When ivoryos.run(__name__) starts, IvoryOS inspects the active Python module and initialized objects. It uses:

  • public function and method names;

  • parameter names;

  • type hints;

  • default values;

  • docstrings;

  • return annotations.

Those Python API details become direct-control forms, workflow actions, configurable run parameters, generated proxy clients, and design-agent context.

Basic pattern

class Balance:
    def __init__(self, port: str):
        self.driver = VendorBalance(port=port)

    def tare(self) -> None:
        """Tare the balance."""
        self.driver.tare()

    def read_mass_mg(self) -> float:
        """Read the current mass in milligrams."""
        return self.driver.read_mass(unit="mg")
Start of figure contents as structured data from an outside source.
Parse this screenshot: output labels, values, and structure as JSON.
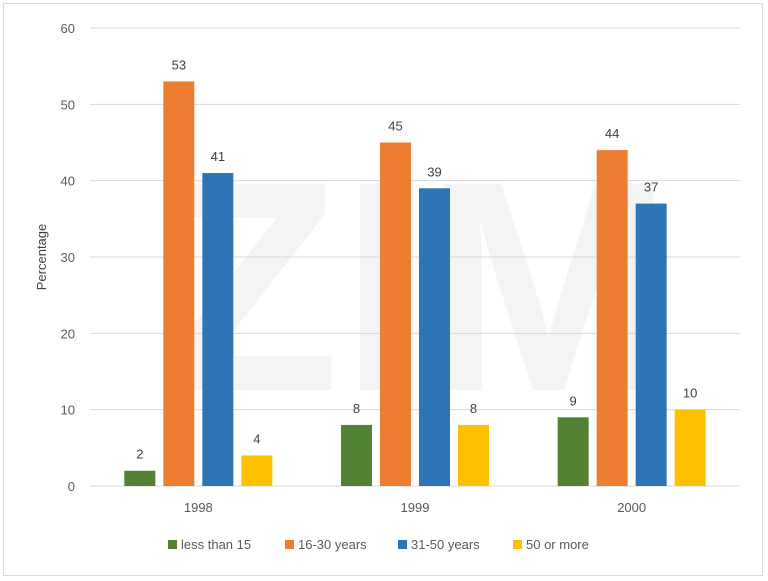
{
  "watermark": "ZIM",
  "chart_data": {
    "type": "bar",
    "title": "",
    "xlabel": "",
    "ylabel": "Percentage",
    "ylim": [
      0,
      60
    ],
    "yticks": [
      0,
      10,
      20,
      30,
      40,
      50,
      60
    ],
    "grid": true,
    "legend_position": "bottom",
    "categories": [
      "1998",
      "1999",
      "2000"
    ],
    "series": [
      {
        "name": "less than 15",
        "color": "#548235",
        "values": [
          2,
          8,
          9
        ]
      },
      {
        "name": "16-30 years",
        "color": "#ED7D31",
        "values": [
          53,
          45,
          44
        ]
      },
      {
        "name": "31-50 years",
        "color": "#2E75B6",
        "values": [
          41,
          39,
          37
        ]
      },
      {
        "name": "50 or more",
        "color": "#FFC000",
        "values": [
          4,
          8,
          10
        ]
      }
    ]
  }
}
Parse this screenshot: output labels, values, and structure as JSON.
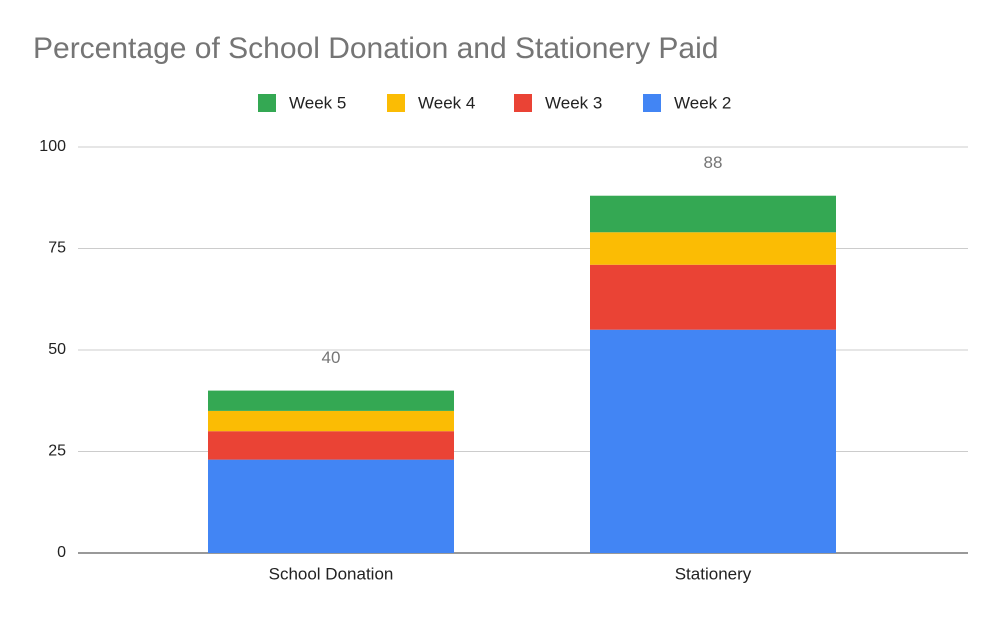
{
  "chart_data": {
    "type": "stacked_bar",
    "title": "Percentage of School Donation and Stationery Paid",
    "categories": [
      "School Donation",
      "Stationery"
    ],
    "series": [
      {
        "name": "Week 2",
        "color": "#4285f4",
        "values": [
          23,
          55
        ]
      },
      {
        "name": "Week 3",
        "color": "#ea4335",
        "values": [
          7,
          16
        ]
      },
      {
        "name": "Week 4",
        "color": "#fbbc04",
        "values": [
          5,
          8
        ]
      },
      {
        "name": "Week 5",
        "color": "#34a853",
        "values": [
          5,
          9
        ]
      }
    ],
    "totals": [
      40,
      88
    ],
    "ylim": [
      0,
      100
    ],
    "yticks": [
      0,
      25,
      50,
      75,
      100
    ],
    "grid": true,
    "legend": "top"
  }
}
balance = Balance(port="COM4")

import ivoryos

ivoryos.run(__name__)

IvoryOS sees balance.tare() and balance.read_mass_mg() and exposes them in the UI. The method docstrings and type hints help users understand and configure the actions.

Keep the public API small

Do not expose every low-level vendor method directly. A good integration wrapper gives users a small set of experiment-level actions:

  • tare()

  • dose_solid(amount_in_mg: float)

  • dose_solvent(solvent_name: Solvent, amount_in_ml: float)

  • equilibrate(temp: float, duration: float)

  • analyze(sample_id: str) -> float

Private helper methods should be prefixed with _ so they are treated as implementation details.

Separate hardware from workflow

Keep hardware implementation inside driver or wrapper classes. Keep workflow composition in IvoryOS.

Vendor SDK / serial driver
          |
          v
Small Python wrapper class
          |
          v
IvoryOS-generated controls and workflow actions
          |
          v
Reusable visual workflows

This separation lets automation engineers update hardware code without asking users to rebuild workflows from scratch.

Integration checklist

  • Add clear type hints to public methods.

  • Add defaults for common values.

  • Use Enum for fixed choices that should appear as dropdowns.

  • Add docstrings to methods users will see in the UI.

  • Prefix internal helpers with _.

  • Keep long-running calls synchronous unless the workflow is designed around background execution.

  • Regenerate remote proxy clients after changing method names, argument names, annotations, or return values.